Apart from Mother’s Day, the month of May also marks many college graduations. It is a time that college graduates trade in their dorm rooms for apartments or mortgages, and ditch their skateboards and vespas to upgrade to a real ride. But for many, buying their first car can be daunting and if you’re unfamiliar with how the process works, you may end up paying the price – literally.
To help you navigate the ins and outs of car buying, our Mvelopes automotive and financial experts, have put together some of the deadliest sins of car buying.
Don’t: Focus on monthly payment.
By focusing on the final monthly payment of your auto loan, you’re ignoring the full cost of your future vehicle. Lenders will be happy to offer you 7 to 9-year loans to make sure you get the payment you want because they know you’ll be paying more in interest over time. Instead, focus your negotiation on the actual price of the vehicle and try to only take a 60-month loan at most.
Don’t: Take a trade-in value for less than your loan payoff.

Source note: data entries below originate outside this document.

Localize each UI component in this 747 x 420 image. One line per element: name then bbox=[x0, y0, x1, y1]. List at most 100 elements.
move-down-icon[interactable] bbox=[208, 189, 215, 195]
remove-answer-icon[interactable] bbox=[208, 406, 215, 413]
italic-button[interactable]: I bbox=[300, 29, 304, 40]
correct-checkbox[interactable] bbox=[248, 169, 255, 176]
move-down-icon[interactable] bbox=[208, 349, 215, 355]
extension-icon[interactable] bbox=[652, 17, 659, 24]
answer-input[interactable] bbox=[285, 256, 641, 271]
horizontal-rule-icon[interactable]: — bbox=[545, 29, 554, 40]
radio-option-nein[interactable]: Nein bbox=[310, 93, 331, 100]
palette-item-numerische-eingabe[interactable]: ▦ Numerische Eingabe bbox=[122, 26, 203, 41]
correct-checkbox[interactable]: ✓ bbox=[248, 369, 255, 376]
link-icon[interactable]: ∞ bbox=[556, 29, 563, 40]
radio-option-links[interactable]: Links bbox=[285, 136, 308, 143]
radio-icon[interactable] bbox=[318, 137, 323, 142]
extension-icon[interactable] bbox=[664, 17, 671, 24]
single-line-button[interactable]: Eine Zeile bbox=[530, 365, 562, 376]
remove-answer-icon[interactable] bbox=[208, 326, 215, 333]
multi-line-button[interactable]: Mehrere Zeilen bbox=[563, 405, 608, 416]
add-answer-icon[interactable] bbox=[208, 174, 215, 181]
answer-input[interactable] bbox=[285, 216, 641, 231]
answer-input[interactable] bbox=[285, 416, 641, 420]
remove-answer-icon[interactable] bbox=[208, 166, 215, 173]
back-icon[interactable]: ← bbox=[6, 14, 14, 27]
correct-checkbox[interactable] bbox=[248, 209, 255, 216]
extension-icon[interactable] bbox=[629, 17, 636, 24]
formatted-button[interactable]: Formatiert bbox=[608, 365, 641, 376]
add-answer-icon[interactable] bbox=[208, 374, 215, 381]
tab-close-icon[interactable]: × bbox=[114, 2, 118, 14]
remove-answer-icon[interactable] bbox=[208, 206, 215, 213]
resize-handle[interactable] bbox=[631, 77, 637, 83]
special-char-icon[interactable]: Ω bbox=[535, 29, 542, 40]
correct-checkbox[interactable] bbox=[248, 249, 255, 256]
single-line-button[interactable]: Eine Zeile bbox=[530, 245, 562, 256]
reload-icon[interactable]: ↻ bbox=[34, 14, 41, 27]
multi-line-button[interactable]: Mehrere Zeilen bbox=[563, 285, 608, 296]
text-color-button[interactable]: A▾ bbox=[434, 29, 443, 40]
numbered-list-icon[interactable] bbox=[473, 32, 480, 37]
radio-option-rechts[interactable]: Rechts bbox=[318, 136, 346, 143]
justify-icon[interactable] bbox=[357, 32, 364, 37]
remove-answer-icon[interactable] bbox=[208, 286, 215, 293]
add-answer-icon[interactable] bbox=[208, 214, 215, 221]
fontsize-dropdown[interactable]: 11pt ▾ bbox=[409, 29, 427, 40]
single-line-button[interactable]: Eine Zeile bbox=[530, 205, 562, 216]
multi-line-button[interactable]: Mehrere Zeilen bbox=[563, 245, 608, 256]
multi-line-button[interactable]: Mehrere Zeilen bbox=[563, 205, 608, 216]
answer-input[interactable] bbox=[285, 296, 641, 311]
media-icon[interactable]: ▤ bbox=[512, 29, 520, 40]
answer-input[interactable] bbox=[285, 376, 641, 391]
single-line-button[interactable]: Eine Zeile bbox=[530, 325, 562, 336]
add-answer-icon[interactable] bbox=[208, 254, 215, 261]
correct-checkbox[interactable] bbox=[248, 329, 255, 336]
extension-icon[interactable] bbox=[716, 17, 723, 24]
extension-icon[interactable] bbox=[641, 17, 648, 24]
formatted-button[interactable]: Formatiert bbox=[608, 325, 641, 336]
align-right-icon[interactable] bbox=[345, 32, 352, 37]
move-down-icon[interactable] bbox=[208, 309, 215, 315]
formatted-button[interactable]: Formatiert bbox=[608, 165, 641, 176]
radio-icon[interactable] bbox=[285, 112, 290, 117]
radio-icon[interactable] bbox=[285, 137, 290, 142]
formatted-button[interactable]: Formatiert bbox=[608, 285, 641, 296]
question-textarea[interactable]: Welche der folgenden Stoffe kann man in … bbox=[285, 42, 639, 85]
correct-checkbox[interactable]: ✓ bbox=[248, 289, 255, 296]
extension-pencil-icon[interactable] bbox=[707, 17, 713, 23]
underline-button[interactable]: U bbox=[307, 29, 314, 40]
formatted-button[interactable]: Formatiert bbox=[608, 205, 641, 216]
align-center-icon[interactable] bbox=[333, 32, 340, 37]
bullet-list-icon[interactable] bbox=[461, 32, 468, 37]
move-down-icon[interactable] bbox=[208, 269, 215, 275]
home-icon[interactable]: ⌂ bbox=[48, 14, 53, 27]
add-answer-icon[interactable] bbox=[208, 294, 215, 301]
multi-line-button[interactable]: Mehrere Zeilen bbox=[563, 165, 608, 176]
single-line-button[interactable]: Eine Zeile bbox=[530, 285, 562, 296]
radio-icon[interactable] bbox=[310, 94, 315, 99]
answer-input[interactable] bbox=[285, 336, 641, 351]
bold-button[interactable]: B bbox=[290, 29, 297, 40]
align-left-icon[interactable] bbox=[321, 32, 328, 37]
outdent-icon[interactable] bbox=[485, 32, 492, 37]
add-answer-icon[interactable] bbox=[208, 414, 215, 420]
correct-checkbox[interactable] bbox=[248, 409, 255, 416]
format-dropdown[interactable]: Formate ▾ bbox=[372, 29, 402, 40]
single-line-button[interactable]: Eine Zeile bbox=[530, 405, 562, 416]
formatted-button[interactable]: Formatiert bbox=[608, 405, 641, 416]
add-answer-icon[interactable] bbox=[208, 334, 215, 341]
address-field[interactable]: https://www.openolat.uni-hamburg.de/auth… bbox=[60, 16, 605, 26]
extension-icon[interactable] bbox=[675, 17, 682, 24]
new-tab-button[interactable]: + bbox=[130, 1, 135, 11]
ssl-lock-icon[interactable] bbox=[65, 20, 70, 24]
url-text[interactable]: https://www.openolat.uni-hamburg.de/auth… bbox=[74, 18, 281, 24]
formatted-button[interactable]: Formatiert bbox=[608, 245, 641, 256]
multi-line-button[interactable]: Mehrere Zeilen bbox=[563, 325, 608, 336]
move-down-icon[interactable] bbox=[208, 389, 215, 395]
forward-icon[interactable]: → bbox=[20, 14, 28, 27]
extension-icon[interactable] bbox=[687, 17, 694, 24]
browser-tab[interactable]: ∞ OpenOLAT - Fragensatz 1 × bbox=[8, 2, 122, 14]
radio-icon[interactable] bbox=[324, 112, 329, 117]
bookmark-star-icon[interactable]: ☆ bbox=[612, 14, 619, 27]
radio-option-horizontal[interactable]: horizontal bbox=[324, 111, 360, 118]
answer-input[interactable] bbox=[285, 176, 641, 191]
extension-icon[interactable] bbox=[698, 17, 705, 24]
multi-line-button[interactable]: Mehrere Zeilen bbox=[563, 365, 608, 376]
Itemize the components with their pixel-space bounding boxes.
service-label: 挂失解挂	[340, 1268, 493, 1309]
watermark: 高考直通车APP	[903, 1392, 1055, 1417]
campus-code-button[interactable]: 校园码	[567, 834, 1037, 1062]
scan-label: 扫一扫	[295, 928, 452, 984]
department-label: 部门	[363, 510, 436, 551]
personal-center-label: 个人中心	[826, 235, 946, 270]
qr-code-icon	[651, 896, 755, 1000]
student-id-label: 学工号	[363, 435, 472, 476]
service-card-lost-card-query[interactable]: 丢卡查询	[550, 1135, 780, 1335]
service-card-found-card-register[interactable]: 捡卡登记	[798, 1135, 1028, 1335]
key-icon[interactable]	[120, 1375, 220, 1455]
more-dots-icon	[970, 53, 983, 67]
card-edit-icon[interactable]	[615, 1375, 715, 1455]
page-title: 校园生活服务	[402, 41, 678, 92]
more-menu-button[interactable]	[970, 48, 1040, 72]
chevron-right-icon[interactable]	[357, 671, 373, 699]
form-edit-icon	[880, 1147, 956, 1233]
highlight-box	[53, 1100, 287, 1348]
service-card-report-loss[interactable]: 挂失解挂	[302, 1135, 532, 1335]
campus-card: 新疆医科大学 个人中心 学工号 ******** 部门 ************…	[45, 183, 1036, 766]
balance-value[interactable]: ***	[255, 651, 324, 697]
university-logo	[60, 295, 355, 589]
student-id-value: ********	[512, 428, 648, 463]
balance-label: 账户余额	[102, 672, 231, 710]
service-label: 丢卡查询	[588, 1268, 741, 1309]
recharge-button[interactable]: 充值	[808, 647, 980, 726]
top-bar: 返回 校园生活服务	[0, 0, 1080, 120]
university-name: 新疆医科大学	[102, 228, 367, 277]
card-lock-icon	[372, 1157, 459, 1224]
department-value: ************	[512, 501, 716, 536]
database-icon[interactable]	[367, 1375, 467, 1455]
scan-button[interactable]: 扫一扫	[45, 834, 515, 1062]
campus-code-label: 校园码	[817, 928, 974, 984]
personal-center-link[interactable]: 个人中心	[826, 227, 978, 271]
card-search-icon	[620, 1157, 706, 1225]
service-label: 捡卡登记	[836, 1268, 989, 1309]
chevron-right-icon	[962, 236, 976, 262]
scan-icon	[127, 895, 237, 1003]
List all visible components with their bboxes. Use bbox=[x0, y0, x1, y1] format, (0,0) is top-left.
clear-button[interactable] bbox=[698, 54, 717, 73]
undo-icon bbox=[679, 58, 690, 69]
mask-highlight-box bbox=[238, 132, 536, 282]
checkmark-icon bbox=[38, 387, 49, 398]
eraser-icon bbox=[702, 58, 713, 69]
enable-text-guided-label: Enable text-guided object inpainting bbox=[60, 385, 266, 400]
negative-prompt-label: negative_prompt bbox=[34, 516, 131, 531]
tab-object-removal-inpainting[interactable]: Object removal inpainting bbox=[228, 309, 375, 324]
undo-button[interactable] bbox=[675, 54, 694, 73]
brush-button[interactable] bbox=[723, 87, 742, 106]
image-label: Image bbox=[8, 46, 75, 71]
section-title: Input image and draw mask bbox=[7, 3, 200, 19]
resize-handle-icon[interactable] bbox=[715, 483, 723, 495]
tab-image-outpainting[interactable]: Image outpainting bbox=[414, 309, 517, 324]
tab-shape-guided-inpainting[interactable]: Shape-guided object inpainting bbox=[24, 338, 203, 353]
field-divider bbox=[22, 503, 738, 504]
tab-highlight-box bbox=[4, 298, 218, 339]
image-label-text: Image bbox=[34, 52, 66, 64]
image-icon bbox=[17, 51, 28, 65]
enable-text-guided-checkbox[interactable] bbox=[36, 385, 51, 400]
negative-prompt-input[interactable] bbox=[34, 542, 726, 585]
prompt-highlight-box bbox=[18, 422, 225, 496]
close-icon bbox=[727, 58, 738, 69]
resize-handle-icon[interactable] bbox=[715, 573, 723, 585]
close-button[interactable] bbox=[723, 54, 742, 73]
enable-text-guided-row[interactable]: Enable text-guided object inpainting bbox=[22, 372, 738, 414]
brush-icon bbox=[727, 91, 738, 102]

This is one of the most common car buying sins due to longer loan terms and new-car depreciation. People find themselves underwater in a car they can’t afford, so they come back to the dealership to trade it in for a cheaper car. The problem? The dealership is going to offer them way less than what their loan payoff is, but will roll the difference into a loan on another car. Now, if they needed to quickly get out of this new loan for some reason, they’d be in even more trouble.
Don’t: Tell the dealer you are paying cash for a used car.
People always make the mistake of bragging that they can pay cash and they want a discount for doing so. The days of getting
a discount for paying cash are long gone! That happened years ago when dealers had to wait to get their money from the banks. Today, deals are financed without delay. After you reveal you are paying cash the dealer now knows they will not make money on the financing so they will keep the price high.
Don’t: Tell the dealer that your old car was totaled.
By revealing that your old car was totaled lets the dealer know that you are without a car and will need to obtain a vehicle quickly. Salespeople are less likely to barter if they know your need is high.
Don’t: Go car buying when the dealership is busy.
By waiting for non-peak times (like weekdays or when the weather is bad) you ensure that salespeople are dedicated to you and you alone. When there is a lot of foot traffic in the dealership, it is easy for a salesperson to pass on your deal with the hopes of closing someone else’s. Everyone wants to shop on a Saturday, but possibly saving $1,000 by shopping on a Tuesday may be worth it.
The last few days of October are the absolute best times to buy a car from a dealership? Most dealers are cutting prices near the end of the year to make room on their lot for all of the new year’s models. Also, many salespeople have sales quotas. If they haven’t reached their quota by the end of the month, they are more more likely to give you a great deal!